Proportion of patients with HIV-RNA < 20 copies after 24, 48, 72 and 96 weeks
time frame:
Change in CD4 cell count from baseline after 24, 48, 72 and 96 weeks
time frame:
Incidence of adverse events
time frame:
Incidence of clinical disease progression
time frame:
Proportion of patients who have virological, immunological or clinical failure or treatment-limiting adverse events at week 24, 48 and 96
time frame:
Change in plasma lactate from baseline
time frame:
Time to discontinuation of the randomized therapy and reasons for this
time frame:
Incidence of genotypical and virological resistance
time frame:
Development of osteopenia, judged by DEXA-scan
time frame:
Compliance – proportion of patients who report to take 90%, respectively 95% of their medications at week 4, 48 and 96
time frame:

Eligibility Criteria

Male or female participants at least 18 years old.
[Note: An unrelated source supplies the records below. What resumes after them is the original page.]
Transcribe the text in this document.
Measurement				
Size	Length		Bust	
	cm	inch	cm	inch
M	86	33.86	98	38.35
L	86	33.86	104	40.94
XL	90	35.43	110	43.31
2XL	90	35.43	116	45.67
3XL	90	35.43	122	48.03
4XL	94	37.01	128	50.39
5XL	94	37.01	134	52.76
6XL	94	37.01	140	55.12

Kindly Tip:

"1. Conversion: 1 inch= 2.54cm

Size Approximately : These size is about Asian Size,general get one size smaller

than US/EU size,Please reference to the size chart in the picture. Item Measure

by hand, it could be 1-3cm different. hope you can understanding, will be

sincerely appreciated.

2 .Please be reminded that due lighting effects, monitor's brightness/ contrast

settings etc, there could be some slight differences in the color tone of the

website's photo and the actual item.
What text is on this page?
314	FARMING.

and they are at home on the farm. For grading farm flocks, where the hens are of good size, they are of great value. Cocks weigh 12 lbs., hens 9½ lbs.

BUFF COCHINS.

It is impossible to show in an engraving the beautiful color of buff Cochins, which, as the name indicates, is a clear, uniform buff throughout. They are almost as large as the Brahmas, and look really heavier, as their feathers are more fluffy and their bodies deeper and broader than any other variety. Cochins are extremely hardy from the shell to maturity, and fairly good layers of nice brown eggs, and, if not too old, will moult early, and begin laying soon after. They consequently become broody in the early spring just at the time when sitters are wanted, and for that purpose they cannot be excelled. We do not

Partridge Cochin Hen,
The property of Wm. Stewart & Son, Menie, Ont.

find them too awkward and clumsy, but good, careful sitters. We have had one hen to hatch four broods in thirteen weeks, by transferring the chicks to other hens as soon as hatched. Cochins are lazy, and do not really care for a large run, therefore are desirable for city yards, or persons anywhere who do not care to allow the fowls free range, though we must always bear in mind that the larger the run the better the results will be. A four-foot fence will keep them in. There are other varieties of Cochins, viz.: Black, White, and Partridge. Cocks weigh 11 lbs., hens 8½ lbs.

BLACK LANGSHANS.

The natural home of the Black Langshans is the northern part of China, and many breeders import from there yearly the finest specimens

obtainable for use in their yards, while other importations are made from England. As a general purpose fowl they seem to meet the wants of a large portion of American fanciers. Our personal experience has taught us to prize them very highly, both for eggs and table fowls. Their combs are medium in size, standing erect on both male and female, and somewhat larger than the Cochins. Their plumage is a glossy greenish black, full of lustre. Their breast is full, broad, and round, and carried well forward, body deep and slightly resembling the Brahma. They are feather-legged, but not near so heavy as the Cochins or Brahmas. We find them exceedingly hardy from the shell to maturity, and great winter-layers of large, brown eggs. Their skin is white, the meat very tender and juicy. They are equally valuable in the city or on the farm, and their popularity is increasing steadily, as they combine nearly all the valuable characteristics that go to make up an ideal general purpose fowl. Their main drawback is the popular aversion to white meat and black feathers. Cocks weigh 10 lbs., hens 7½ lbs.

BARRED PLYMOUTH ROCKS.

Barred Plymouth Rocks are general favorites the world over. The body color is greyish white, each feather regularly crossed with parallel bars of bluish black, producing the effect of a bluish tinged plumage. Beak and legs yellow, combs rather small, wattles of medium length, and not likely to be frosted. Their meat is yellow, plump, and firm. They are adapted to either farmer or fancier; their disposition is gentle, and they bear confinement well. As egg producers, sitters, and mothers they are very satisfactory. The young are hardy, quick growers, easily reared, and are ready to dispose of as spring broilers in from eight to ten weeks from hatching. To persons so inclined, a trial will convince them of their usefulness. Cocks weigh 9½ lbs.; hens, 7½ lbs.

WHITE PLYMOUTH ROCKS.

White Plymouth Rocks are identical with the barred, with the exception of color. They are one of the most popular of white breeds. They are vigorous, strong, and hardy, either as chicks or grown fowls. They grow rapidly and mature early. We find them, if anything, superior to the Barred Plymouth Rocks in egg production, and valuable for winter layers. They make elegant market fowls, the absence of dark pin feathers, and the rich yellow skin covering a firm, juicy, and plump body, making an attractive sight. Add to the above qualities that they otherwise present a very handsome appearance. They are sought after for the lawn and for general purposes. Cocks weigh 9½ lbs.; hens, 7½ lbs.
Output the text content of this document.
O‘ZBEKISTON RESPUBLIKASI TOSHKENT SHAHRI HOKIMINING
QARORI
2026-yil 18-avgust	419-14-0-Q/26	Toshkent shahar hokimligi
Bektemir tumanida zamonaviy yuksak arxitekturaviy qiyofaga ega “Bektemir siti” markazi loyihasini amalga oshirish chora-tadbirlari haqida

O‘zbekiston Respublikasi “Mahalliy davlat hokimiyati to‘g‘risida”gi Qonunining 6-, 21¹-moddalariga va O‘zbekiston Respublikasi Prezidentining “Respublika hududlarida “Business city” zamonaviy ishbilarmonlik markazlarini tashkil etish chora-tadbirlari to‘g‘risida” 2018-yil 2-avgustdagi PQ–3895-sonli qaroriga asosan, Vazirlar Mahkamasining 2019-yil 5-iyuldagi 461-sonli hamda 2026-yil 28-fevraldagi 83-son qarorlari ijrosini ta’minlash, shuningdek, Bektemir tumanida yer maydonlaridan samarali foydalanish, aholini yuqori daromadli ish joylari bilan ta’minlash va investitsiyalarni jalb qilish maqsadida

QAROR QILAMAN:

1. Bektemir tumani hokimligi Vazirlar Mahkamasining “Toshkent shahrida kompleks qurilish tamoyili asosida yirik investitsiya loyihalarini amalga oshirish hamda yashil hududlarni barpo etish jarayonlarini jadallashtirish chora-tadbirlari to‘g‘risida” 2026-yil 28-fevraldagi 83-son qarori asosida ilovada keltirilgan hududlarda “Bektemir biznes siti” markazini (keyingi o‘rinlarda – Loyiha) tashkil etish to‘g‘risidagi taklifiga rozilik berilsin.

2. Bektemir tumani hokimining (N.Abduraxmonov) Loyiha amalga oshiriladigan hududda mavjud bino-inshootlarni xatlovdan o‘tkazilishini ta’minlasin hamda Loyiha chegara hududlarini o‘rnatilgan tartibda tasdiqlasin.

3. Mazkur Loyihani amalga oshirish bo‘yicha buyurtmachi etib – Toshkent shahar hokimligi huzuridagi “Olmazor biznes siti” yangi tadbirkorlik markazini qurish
Inclusion Criteria: - Antiretroviral naïve patients - HIV-1 infection as documented by a licensed HIV-1 antibody ELISA. - Fulfilling the criteria for starting antiretroviral therapy. - Ability to understand and provide written informed consent. Exclusion Criteria: - Women being pregnant or breast-feeding. - Fertile women using no safe contraception. - Patients with active intravenous drug use. - Abuse of alcohol, which in the opinion of the treating physician will reduce the patient´s ability to follow a therapeutic regimen and evaluations of the protocol. - Ongoing medical treatment, which has a clinically significant interaction with lopinavir, ritonavir or efavirenz. - Creatinine > 200 mmol/l. - ALT or AST > 5 times upper normal value (200U/l).

Additional Information

Official title Comparing a Nucleoside-Analogue-Sparing Regimen and a Protease-Inhibitor-Sparing Regimen in Patients With HIV. Influence on Morphological and Metabolic Disorders. A Randomized, Open-Label Multicenter Trial.
Principal investigator Niels Obel, M.D., DMSc
Trial information was received from ClinicalTrials.gov and was last updated in March 2006.
Information provided to ClinicalTrials.gov by Danish HIV Research Group.